Like most other landowners, Svitlana inherited the land from her grandmother. She says she also inherited the tenants. She knows nothing about their affairs but receives rental payments on time, and the amount is satisfactory. It amounts to UAH 11,000 per year for five hectares. Svitlana grew up and lives in the city, but she hopes that one day she might have her own farm on this land, she reflects.

"I don’t know where it came from, but I love this land. When I moved into my new house, there was a small patch of land that was covered in glass, and I felt such pity for it, almost physical pain. As I cleared the glass, I realized how much I love the land. Therefore, I would only sell it if I had no other choice", - she says.

Ihor Lisetsky suggests that since February 2022, land sales are largely preferred by those who are moving to safer places due to the war and are losing connection with their native regions. Companies are also selling, despite concerns that they would rush to buy. Even with the market open to legal entities, physical persons still make up the majority of buyers, notes Lisetsky.

People buy where they want to sell, with 70-80 percent of the purchases aimed at renting out the land, generating passive income, and potentially reselling in the future, continues Lisetsky. Rental prices are not rising yet due to additional costs borne by farmers because of the war: for generators, transportation, and so on. However, land prices will significantly increase as soon as the war ends—primarily due to European integration, he is convinced. Today's buyers are counting on this as well.

Conditions favorable to raiding

Iryna Antsyfrova, a public activist from Marhanets in the Dnipropetrovsk oblast, inherited two land plots from her mother. They are small, but located in an area that until recently was the shore of the Kakhovka Reservoir. The woman says that even in 2019, people wanted to buy them from her, when there was a moratorium on land sales in Ukraine. She refused to sell. She dreamed of someday having her own greenhouse on the plots, and in the meantime, she rented them out to a company owned by her parents' friends.

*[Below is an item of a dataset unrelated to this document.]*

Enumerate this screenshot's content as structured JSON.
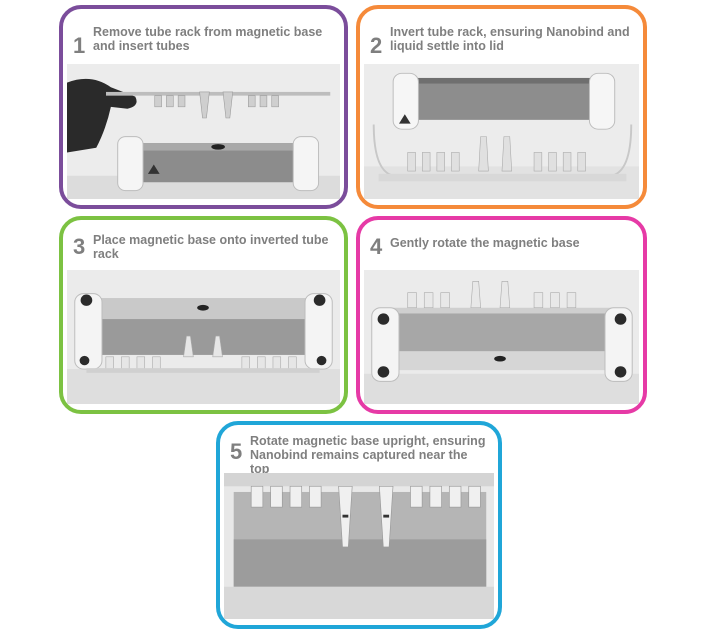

In 2023, Iryna was surprised to see in the State Land Cadastre that her plots had a new tenant, even though none of the lease agreements she signed with the previous tenant had expired. The new company had a name similar to the one that rented the plots from Iryna previously, but it was a new company registered in February 2023. Its manager and owner turned out to be, respectively, a deputy of the Marhanets City Council and the son of the Marhanets mayor. Data aggregators from state registers showed that the new LLC managed almost 500 more land plots in the Nikopol district, to which Marhanets belongs. The Marhanets mayor has significant influence there.

The woman suspects that, like her, the owners of most, if not all, of those plots did not sign, and perhaps did not even see, the new lease agreements. Iryna is not familiar with other local landowners, so she cannot verify her suspicion. She has not lived in or visited the area for a long time, but she knows that many recent local residents also left because of the war.

Iryna does not understand why anyone would want land near the now-dry reservoir, in an area where planting and harvesting are impossible due to constant shelling: directly across from her plots, on the opposite bank of the Dnipro river, is occupied Enerhodar. But farther from there are quite peaceful fields, says Iryna, and now all the land there is controlled by the mayor's son. Even if she wanted to sell her plots, she says, in these conditions, there would be no other buyer except the unrecognized tenant, who has effectively created a monopoly, has legal priority to buy, and will dictate the price because of this.

The woman wants to challenge the falsification in court but lacks the means to sue the wealthiest people in her hometown.

Thus, the war, which has interfered with land reform, not only forces the legal owners off Ukrainian land, contaminates it, destroys formerly strong farms and the infrastructure they relied on but also fosters unfriendly encroachments on others' property within the country, where nothing, perhaps, still protects the most vulnerable.